Glassy Dynamics of an All-Polymer Nanocomposite Based on Polystyrene Single-Chain Nanoparticles

Figure 1. Temperature dependence of the relaxation time for the 90PVME/SCNP sample obtained by BDS (blue and green circles) and by FSC (blue triangles); and for 90PVME/Prec blend obained by BDS (yellow circles) and by FSC (yellow triangles). The solid line corresponds to a description of the data of pure PVME.

Robles-Hernandez et al. investigate the glassy dynamics of an all-polymer nanocomposite, made of a linear polymer, poly(vinyl methyl ether (PVME)), with dispersed single-chain nanoparticles (SCNPs) based on polystyrene (PS), by combining broadband dielectric spectroscopy (BDS) and fast scanning calorimetry (FSC). These results highlight the hybrid nature of this kind of materials, intermediate in between that of a conventional polymer nanocomposite and that of a miscible polymer blend.

Formulation of polymeric composites is a very useful approach to tune material properties starting from already existing materials. Usual polymer nanocomposites contain inorganic fillers with a tendency to segregate. A new alternative is obtaining all-polymer nanocomposites by mixing conventional linear polymer chains with SCNPs generated by intramolecular collapse of single linear chains of a different polymer. In these systems, the SCNPs can be deformed/penetrated affecting the dynamics and thermodynamics of the matrix. A question that remains to be answered in particular, is how the molecular dynamics and the equilibrium recovery in this new kind of nanocomposite compares with that observed in more conventional nanocomposites prepared using inorganic hard nanofillers.

In this work, the authors have addressed this question by investigating the glassy dynamics around the glass transition of a mixture of the linear PVME with 10% wt PS-based SCNPs. By BDS, they characterize the molecular motions of PVME segments in the system with negligible contributions from the SCNPs. By FSC, which is sensitive to both components of the mixture, accessing both the time scale of the molecular motions responsible for the glass-transition phenomenon, the so-called α-relaxation, and the kinetics of equilibrium recovery of the system during physical aging.

Figure 2. Dielectric losses of PVME (red), 90PVME/Prec (yellow), and 90PVME/SCNP (blue). The dashed line is the fitting curve corresponding to the α-relaxation of pure PVME. The solid black line is the fitting curve obtained by the addition of α-relaxation (blue), an additional slow mode (green), and DC contribution (gray) in the 90PVME/SCNP sample.

The results obtained for the mixture PVME/SCNPs are also compared with those corresponding to an equivalent mixture of PVME with the linear polymer precursor (Prec) of the SCNPs. This set of data allowed identifying the major peculiarities of this all-polymer nanocomposite as compared to more conventional nanocomposites.

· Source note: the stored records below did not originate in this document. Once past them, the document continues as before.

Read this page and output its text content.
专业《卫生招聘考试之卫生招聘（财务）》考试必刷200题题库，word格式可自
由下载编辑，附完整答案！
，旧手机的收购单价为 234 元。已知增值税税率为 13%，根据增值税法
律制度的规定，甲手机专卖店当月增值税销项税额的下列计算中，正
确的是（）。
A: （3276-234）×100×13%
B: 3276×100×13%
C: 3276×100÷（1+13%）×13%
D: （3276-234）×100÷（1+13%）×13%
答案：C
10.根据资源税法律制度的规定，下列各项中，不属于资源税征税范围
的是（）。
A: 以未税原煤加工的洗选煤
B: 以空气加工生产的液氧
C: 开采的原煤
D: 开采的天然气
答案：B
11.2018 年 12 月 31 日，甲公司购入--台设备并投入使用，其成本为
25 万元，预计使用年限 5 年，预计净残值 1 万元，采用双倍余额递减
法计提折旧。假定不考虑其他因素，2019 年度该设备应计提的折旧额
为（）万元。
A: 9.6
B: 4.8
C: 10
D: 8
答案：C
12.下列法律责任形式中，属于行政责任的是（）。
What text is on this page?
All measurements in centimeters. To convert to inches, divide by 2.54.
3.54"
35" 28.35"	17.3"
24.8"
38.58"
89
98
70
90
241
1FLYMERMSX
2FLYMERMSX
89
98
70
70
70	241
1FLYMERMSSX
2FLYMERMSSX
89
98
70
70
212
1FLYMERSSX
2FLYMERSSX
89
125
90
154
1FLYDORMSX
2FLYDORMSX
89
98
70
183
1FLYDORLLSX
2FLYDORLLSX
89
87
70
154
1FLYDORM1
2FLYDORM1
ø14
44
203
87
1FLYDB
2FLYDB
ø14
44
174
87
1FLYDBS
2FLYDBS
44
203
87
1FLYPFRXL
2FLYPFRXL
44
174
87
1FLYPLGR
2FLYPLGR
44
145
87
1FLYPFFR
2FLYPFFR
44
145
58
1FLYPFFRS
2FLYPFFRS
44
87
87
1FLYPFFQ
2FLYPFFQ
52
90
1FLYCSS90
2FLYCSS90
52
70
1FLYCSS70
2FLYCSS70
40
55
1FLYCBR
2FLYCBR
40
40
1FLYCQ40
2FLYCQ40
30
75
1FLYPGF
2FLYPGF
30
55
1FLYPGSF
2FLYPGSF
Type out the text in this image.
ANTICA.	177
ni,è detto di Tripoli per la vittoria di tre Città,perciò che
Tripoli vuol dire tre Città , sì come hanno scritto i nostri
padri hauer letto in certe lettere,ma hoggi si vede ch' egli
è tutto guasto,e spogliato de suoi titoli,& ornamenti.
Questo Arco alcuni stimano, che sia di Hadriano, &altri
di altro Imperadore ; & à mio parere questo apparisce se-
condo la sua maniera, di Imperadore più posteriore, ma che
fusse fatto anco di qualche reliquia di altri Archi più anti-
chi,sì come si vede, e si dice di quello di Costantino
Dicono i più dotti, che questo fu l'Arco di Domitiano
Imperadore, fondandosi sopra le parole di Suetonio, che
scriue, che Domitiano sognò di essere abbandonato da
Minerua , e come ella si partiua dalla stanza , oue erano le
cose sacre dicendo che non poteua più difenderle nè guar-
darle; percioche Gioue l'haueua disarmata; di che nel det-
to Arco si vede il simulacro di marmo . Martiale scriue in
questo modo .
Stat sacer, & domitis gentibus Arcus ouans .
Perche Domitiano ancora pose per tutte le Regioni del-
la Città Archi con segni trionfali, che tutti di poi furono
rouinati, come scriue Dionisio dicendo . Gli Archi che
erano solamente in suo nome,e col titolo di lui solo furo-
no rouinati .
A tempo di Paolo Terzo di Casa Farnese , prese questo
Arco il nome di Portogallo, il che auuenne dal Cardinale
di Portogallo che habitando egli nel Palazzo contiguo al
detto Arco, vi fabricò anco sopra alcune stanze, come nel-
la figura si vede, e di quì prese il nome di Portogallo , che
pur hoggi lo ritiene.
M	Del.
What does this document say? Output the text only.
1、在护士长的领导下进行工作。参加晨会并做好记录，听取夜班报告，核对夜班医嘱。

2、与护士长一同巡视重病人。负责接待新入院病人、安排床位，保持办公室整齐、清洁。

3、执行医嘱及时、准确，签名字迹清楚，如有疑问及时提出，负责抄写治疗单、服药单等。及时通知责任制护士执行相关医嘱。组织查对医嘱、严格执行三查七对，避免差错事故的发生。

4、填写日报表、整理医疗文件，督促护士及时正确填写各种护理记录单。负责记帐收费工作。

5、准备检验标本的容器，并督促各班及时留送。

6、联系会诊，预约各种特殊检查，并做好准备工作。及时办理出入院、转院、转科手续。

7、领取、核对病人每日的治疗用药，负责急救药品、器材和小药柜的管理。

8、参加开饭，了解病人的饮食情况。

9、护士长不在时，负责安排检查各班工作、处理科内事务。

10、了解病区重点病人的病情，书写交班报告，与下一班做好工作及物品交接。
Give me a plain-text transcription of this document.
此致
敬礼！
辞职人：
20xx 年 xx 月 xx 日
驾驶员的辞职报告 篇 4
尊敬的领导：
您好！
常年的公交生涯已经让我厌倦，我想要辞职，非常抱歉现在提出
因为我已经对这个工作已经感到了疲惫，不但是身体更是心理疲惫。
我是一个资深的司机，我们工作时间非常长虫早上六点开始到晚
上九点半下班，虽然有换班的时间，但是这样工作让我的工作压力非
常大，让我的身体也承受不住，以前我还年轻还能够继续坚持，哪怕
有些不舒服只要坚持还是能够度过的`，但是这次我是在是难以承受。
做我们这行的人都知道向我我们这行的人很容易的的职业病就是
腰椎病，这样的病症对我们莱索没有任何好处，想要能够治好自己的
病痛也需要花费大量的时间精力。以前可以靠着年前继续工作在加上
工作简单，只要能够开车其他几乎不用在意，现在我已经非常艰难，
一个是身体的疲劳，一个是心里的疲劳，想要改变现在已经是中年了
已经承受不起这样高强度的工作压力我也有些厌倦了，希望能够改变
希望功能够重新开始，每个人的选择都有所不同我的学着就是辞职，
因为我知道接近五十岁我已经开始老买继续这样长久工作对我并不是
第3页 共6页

The major results are summarized as follows: i) the segmental dynamics of the matrix is not much influenced by the presence of SCNPs (Figure 1). ii) However, BDS makes evident the presence of a slow component of the segmental dynamics of the mixture that would be related with the PVME in intimate contact with the SCNPs (Figure 2). iii) The final equilibrium recovery of the all-polymer nanocomposite involves extremely large time scales (a factor of 100) as compared with the equivalent blend of linear chains. iv).

The present results suggest that the nanocomposite picture can be depicted as approximately consisting of 87% pure PVME matrix with inclusions of PVME penetrated PS-SCNPs  (25/75 wt%).